Burkhard Liebsch, Prof. Dr., lehrt Philosophie an der Universität Bochum. Neuere Veröffentlichungen: Einan­der ausgesetzt. Der Andere und das Soziale. 2 Bde. (2018); Europäische Ungastlichkeit und ›identitäre‹ Vorstellungen (2019); Verzeitlichte Welt (22020); Drohung Krieg (2020; mit B. Taureck); Orientierung und Ander(s)heit (i.E.; mit W. Stegmaier); Hg. u. a. von: Der Andere in der Geschichte (22017); Sensibilität der Gegenwart (2018); Emmanuel Levinas: Dialog (2020); Die Grenzen der Einen sind (nicht) die der Anderen (2020).


[1] Vgl. seine Gedichte Die Musse und Die Aussicht (Werke, Tübingen o. J., 223, 568).

[2] R. Huch, Romantik. Blütezeit. Ausbreitung und Verfall, Tübingen 1951, 583.

[3] Vgl. Vf., »Substanz, Un-Ding, Passage. Geschichte, Gegenwart und Zukunft der Seele«, in: T. Ebke, S. Hoth (Hg.), Die Philosophische Anthropologie und ihr Verhältnis zu den Wissenschaften der Psyche, Berlin 2018, 259‒282

[4] Huch, Romantik, 384.

[5] Ebd., 385.

[6] J.-L. Marion, Das Erotische.
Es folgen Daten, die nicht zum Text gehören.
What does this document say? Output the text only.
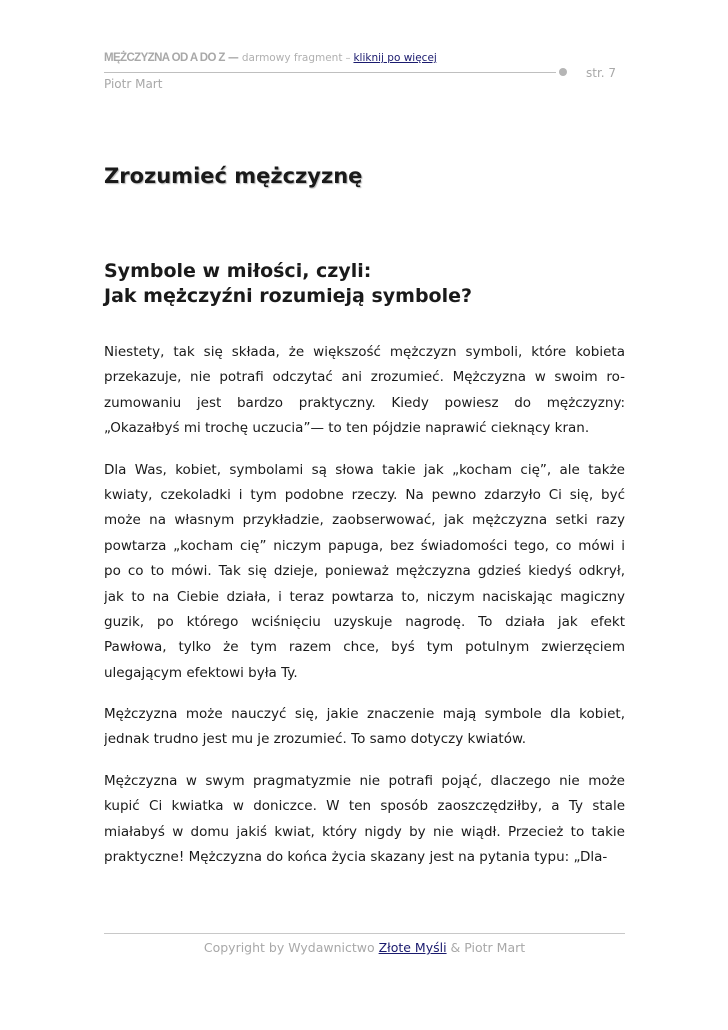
MĘŻCZYZNA OD A DO Z — darmowy fragment – kliknij po więcej
str. 7
Piotr Mart
Zrozumieć mężczyznę
Symbole w miłości, czyli:
Jak mężczyźni rozumieją symbole?
Niestety, tak się składa, że większość mężczyzn symboli, które kobieta
przekazuje, nie potrafi odczytać ani zrozumieć. Mężczyzna w swoim ro-
zumowaniu jest bardzo praktyczny. Kiedy powiesz do mężczyzny:
„Okazałbyś mi trochę uczucia”— to ten pójdzie naprawić cieknący kran.
Dla Was, kobiet, symbolami są słowa takie jak „kocham cię”, ale także
kwiaty, czekoladki i tym podobne rzeczy. Na pewno zdarzyło Ci się, być
może na własnym przykładzie, zaobserwować, jak mężczyzna setki razy
powtarza „kocham cię” niczym papuga, bez świadomości tego, co mówi i
po co to mówi. Tak się dzieje, ponieważ mężczyzna gdzieś kiedyś odkrył,
jak to na Ciebie działa, i teraz powtarza to, niczym naciskając magiczny
guzik, po którego wciśnięciu uzyskuje nagrodę. To działa jak efekt
Pawłowa, tylko że tym razem chce, byś tym potulnym zwierzęciem
ulegającym efektowi była Ty.
Mężczyzna może nauczyć się, jakie znaczenie mają symbole dla kobiet,
jednak trudno jest mu je zrozumieć. To samo dotyczy kwiatów.
Mężczyzna w swym pragmatyzmie nie potrafi pojąć, dlaczego nie może
kupić Ci kwiatka w doniczce. W ten sposób zaoszczędziłby, a Ty stale
miałabyś w domu jakiś kwiat, który nigdy by nie wiądł. Przecież to takie
praktyczne! Mężczyzna do końca życia skazany jest na pytania typu: „Dla-
Copyright by Wydawnictwo Złote Myśli & Piotr Mart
Ein Phänomen, Freiburg i. Br., München 2011, 173.

[7] Vgl. zum Kontext der Überwachungsprojekte von Rongcheng und Shanghai Vf., »Desillusioniertes Vertrauen«, in: Archiv für Rechts- und Sozialphilosophie 107, Nr. 1 (2021), 90–113.

[8] Huch, Romantik, 402.

[9] Vgl. Vf., »Eine allzu vertraute Vergangenheit? Zur zwiespältigen Aktualität des literarisch-philoso­phi­sch­en Milieus um 1800«, in: E. J. Koehn et al. (Hg.), Andersheit um 1800, Mün­chen 2011, 25‒49.